Bañé mi cuerpo centímetro a centímetro y cuando me sentí más digna salí a la calle como si nada hubiera ocurrido. Mentira. No podía trabajar. No era yo. Era la mujer que dejaron tirada como unos zapatos viejos  que ya no sirven para nada. Sí, me habían ultrajado y habían acariciado mi voluntad sin que yo me diera cuenta. Mi jefe habló conmigo. No tuve que decir mucho, ella supo exactamente qué había pasado sin entrar en detalles y me convenció para ir a la Unidad Básica de Delitos Sexuales. Tenía que denunciar.

Empoderada entré en ese lugar y no puedo definir lo que sentí cuando el celador me pidió que explicara exactamente  mis razones para estar allí. Mi cara transformada y una respuesta seca me abrieron el camino.

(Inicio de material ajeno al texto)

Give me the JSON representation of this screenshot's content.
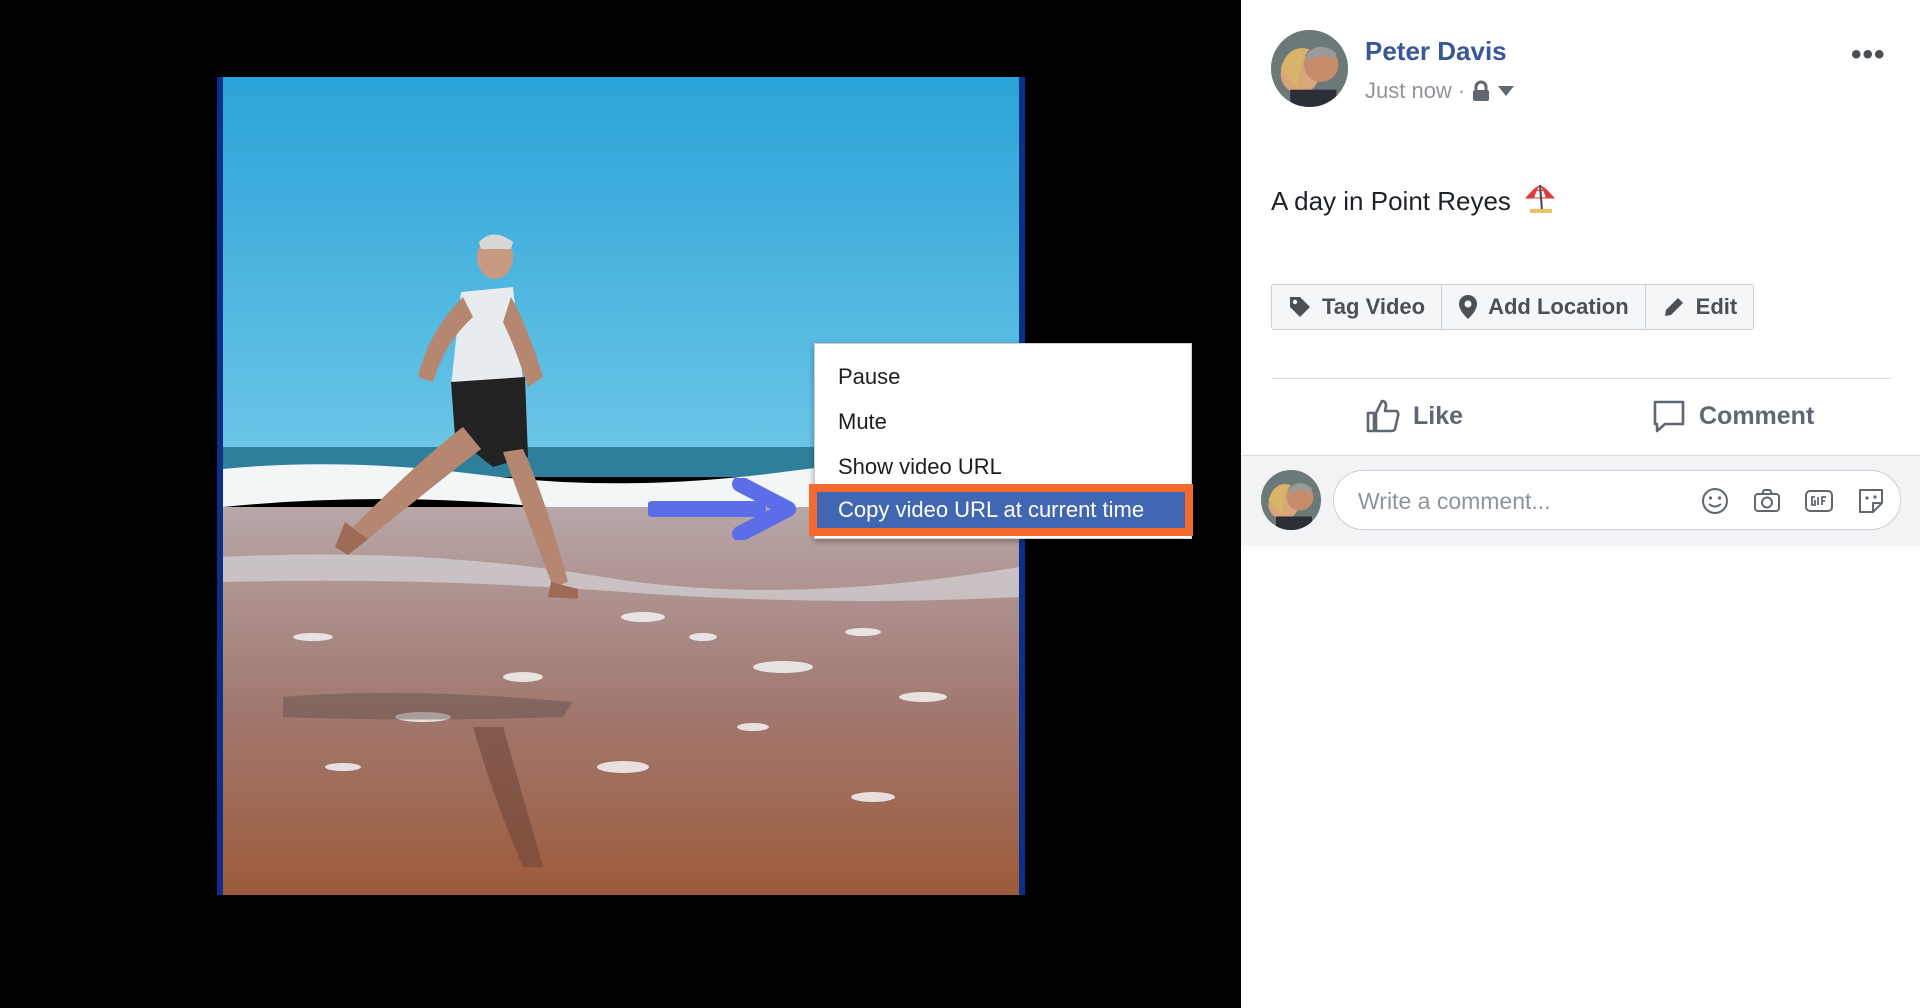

Más dura la explicación que la realidad

La primera pregunta de la profesional que me debía tomar nota de mi historia fue¿usted tenía falda? Y mi respuesta, sí. El  interrogatorio continuó ¿tenía escote? ¿utilizó medias veladas? ¿consumió licor o sustancias alucinógenas? ¿se le insinuó a la persona con la que estaba? ¿ha visto películas porno en su vida? ¿tiene una pareja permanente o varias?

En ningún momento me preguntó qué había pasado y nunca mencionó la palabra violador; para ella, el hombre que me había penetrado sin permiso, era mi acompañante y, como iban las cosas, al pobre, yo lo induje. Para completar, bañarme había sido el peor error pues había borrado las pruebas que podrían corroborar mi “versión de los hechos”.  Así que, palabras más palabras menos, si con todo y eso yo decidía poner la denuncia, el proceso en el juzgado duraría años en los que, además, debería encontrarme frente a frente con mi agresor. Y ni eso me garantizaría que él pagara por lo que hizo.

Salí corriendo de ahí y siempre me he preguntado si hice lo correcto. Hoy, desafortunadamente, leo sobre la posible violación ocurrida en Andrés Carne de Res y es inevitable revivir mi historia. Me sorprendió la cantidad de mujeres que llamaron a las emisoras para defender al hombre y para enjuiciar a ‘la violada’ con el argumento de que su vestuario sugestivo daba pie a la violación.

Y el problema no son las  palabras imprudentes de Andrés Jaramillo o las señoras desocupadas y machistas que se escuchan en la radio. Es preocupante estar del otro lado, sufrir la violación y encontrar que los funcionarios, que velan por la justicia, pueden pensar como Andrés Jaramillo y, con sus bienintencionadas palabras, darle más votos a la impunidad. Ese sí que es el problema. No me imagino viviendo en un mundo en el que la incómoda burka, tradicional de la religión islámica,  sea la única manera para proteger la sexualidad de todas las mujeres. Así que sí, yo usaba minifalda cuando me violaron, y ¿qué?